Foes questioned whether most schools actually have open showers. But they also asked exactly how all this would be enforced.
“What are we going to have, the penis police here?” asked Kuby.
Senate Minority Leader Priya Sundareshan said there’s more to SCR 1006.
She said the same measure that senators voted to put on the ballot says if someone was born a boy, a teacher must address that person as “he.” Nor can the teacher respect a biological male student’s request to be called a different name than one that normally aligns with their gender.
“I really do not understand the Republican obsession with genitals, children’s genitals, here, when it’s no surprise the leader of their party, the president of the United States, continues to block accountability for the Epstein files,” said Sundareshan.

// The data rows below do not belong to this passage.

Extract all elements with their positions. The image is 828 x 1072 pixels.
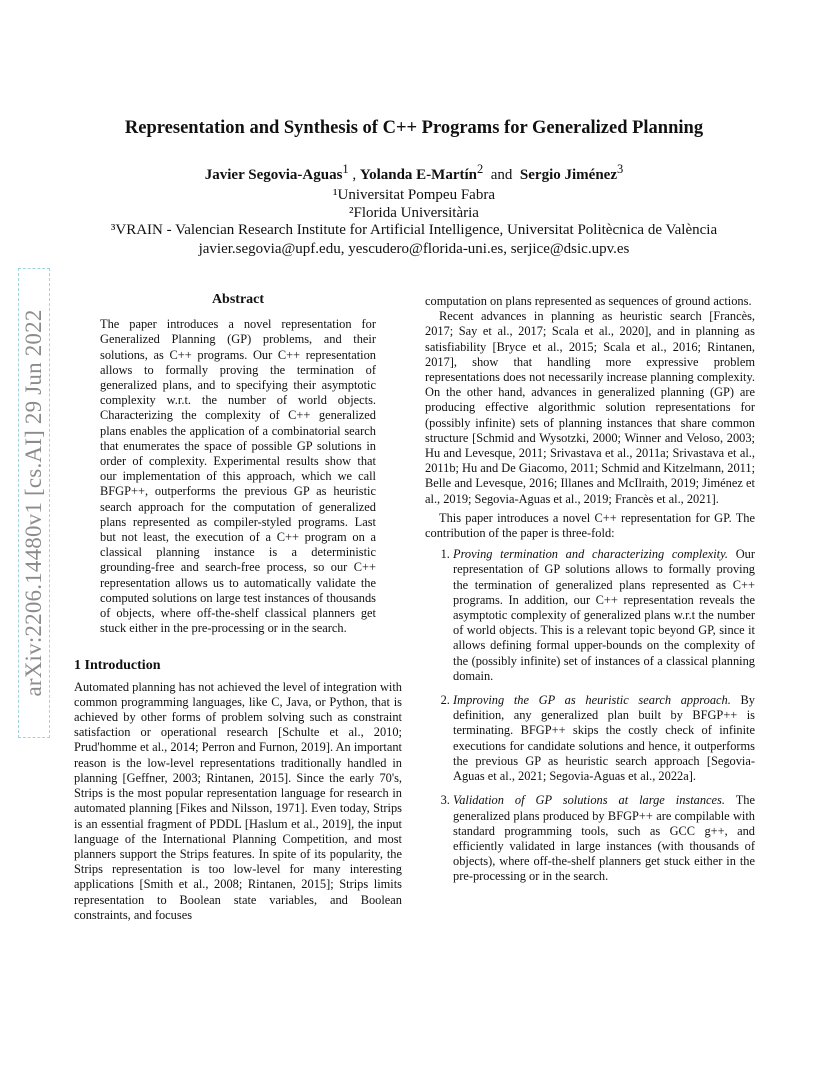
affiliation-2: ²Florida Universitària — [349, 205, 479, 221]
contribution-intro: This paper introduces a novel C++ representation for GP. The contribution of the paper is three-fold: — [425, 510, 755, 541]
affiliation-1: ¹Universitat Pompeu Fabra — [333, 187, 495, 203]
contribution-item-2 — [453, 693, 755, 784]
author-2: Yolanda E-Martín — [359, 167, 477, 183]
contribution-item-3 — [453, 793, 755, 884]
affiliation-3: ³VRAIN - Valencian Research Institute for Artificial Intelligence, Universitat Politècnica de València — [110, 222, 718, 238]
intro-continuation: computation on plans represented as sequences of ground actions. — [425, 294, 752, 308]
abstract-heading: Abstract — [211, 292, 265, 307]
contribution-3-body: The generalized plans produced by BFGP++ are compilable with standard programming tools, such as GCC g++, and efficiently validated in large instances (with thousands of objects), where off-the-shelf planners get stuck either in the pre-processing or in the search. — [453, 793, 755, 884]
author-3-affil: 3 — [616, 162, 624, 176]
arxiv-id-text: arXiv:2206.14480v1 [cs.AI] 29 Jun 2022 — [21, 309, 46, 697]
left-column — [74, 292, 402, 923]
contribution-1-head: Proving termination and characterizing complexity. — [453, 547, 729, 562]
contribution-3-head: Validation of GP solutions at large instances. — [453, 793, 725, 808]
contribution-1-body: Our representation of GP solutions allows to formally proving the termination of generalized plans represented as C++ programs. In addition, our C++ representation reveals the asymptotic complexity of generalized plans w.r.t the number of world objects. This is a relevant topic beyond GP, since it allows defining formal upper-bounds on the complexity of the (possibly infinite) set of instances of a classical planning domain. — [453, 547, 755, 683]
intro-paragraph: Automated planning has not achieved the level of integration with common programming languages, like C, Java, or Python, that is achieved by other forms of problem solving such as constraint satisfaction or operational research [Schulte et al., 2010; Prud'homme et al., 2014; Perron and Furnon, 2019]. An important reason is the low-level representations traditionally handled in planning [Geffner, 2003; Rintanen, 2015]. Since the early 70's, Strips is the most popular representation language for research in automated planning [Fikes and Nilsson, 1971]. Even today, Strips is an essential fragment of PDDL [Haslum et al., 2019], the input language of the International Planning Competition, and most planners support the Strips features. In spite of its popularity, the Strips representation is too low-level for many interesting applications [Smith et al., 2008; Rintanen, 2015]; Strips limits representation to Boolean state variables, and Boolean constraints, and focuses — [74, 679, 402, 922]
author-conjunction: and — [490, 167, 513, 183]
author-1-affil: 1 — [342, 162, 349, 176]
author-list: Javier Segovia-Aguas$^1$ , Yolanda E-Martín$^2$ and Sergio Jiménez$^3$ — [204, 162, 624, 183]
related-work-paragraph: Recent advances in planning as heuristic search [Francès, 2017; Say et al., 2017; Scala et al., 2020], and in planning as satisfiability [Bryce et al., 2015; Scala et al., 2016; Rintanen, 2017], show that handling more expressive problem representations does not necessarily increase planning complexity. On the other hand, advances in generalized planning (GP) are producing effective algorithmic solution representations for (possibly infinite) sets of planning instances that share common structure [Schmid and Wysotzki, 2000; Winner and Veloso, 2003; Hu and Levesque, 2011; Srivastava et al., 2011a; Srivastava et al., 2011b; Hu and De Giacomo, 2011; Schmid and Kitzelmann, 2011; Belle and Levesque, 2016; Illanes and McIlraith, 2019; Jiménez et al., 2019; Segovia-Aguas et al., 2019; Francès et al., 2021]. — [425, 309, 756, 506]
author-1: Javier Segovia-Aguas — [204, 167, 343, 183]
author-emails: javier.segovia@upf.edu, yescudero@florida-uni.es, serjice@dsic.upv.es — [198, 241, 630, 257]
contribution-list — [425, 547, 755, 884]
paper-title: Representation and Synthesis of C++ Programs for Generalized Planning — [124, 118, 704, 138]
arxiv-sidebar-stamp — [18, 268, 50, 738]
abstract-text: The paper introduces a novel representation for Generalized Planning (GP) problems, and their solutions, as C++ programs. Our C++ representation allows to formally proving the termination of generalized plans, and to specifying their asymptotic complexity w.r.t. the number of world objects. Characterizing the complexity of C++ generalized plans enables the application of a combinatorial search that enumerates the space of possible GP solutions in order of complexity. Experimental results show that our implementation of this approach, which we call BFGP++, outperforms the previous GP as heuristic search approach for the computation of generalized plans represented as compiler-styled programs. Last but not least, the execution of a C++ program on a classical planning instance is a deterministic grounding-free and search-free process, so our C++ representation allows us to automatically validate the computed solutions on large test instances of thousands of objects, where off-the-shelf classical planners get stuck either in the pre-processing or in the search. — [100, 317, 376, 636]
author-2-affil: 2 — [477, 162, 484, 176]
right-column — [425, 294, 755, 894]
intro-heading: 1 Introduction — [74, 658, 161, 674]
contribution-2-body: By definition, any generalized plan built by BFGP++ is terminating. BFGP++ skips the costly check of infinite executions for candidate solutions and hence, it outperforms the previous GP as heuristic search approach [Segovia-Aguas et al., 2021; Segovia-Aguas et al., 2022a]. — [453, 693, 755, 784]
contribution-item-1 — [453, 547, 755, 684]
contribution-2-head: Improving the GP as heuristic search approach. — [453, 693, 731, 708]
author-3: Sergio Jiménez — [519, 167, 617, 183]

Kavanagh, however, said that the issue of preferred pronouns is important because it may be an indication of gender dysphoria, something that should be brought to a parent’s attention because he believes it could lead to suicide.
Sen. Mitzi Epstein said it is true that depression and suicide are higher among transgender individuals.
“And the reason is not because of who they are,” said the Tempe Democrat.
“The reason for that depression is because of the way that society treats them,” she said. “And the way that society treats them is shown in bills like this.”
Proposals dealing with the question of biological sex versus gender are not new at the Legislature.
There is, for example, a 2022 law that says that sports designated for women or girls “may not be open to students of the male sex.” And by “sex,” the law means the one assigned at birth.
There are also efforts to overrule a federal judge’s decision that individuals undergoing transition are entitled to seek an amended birth certificate from the Department of Health Services.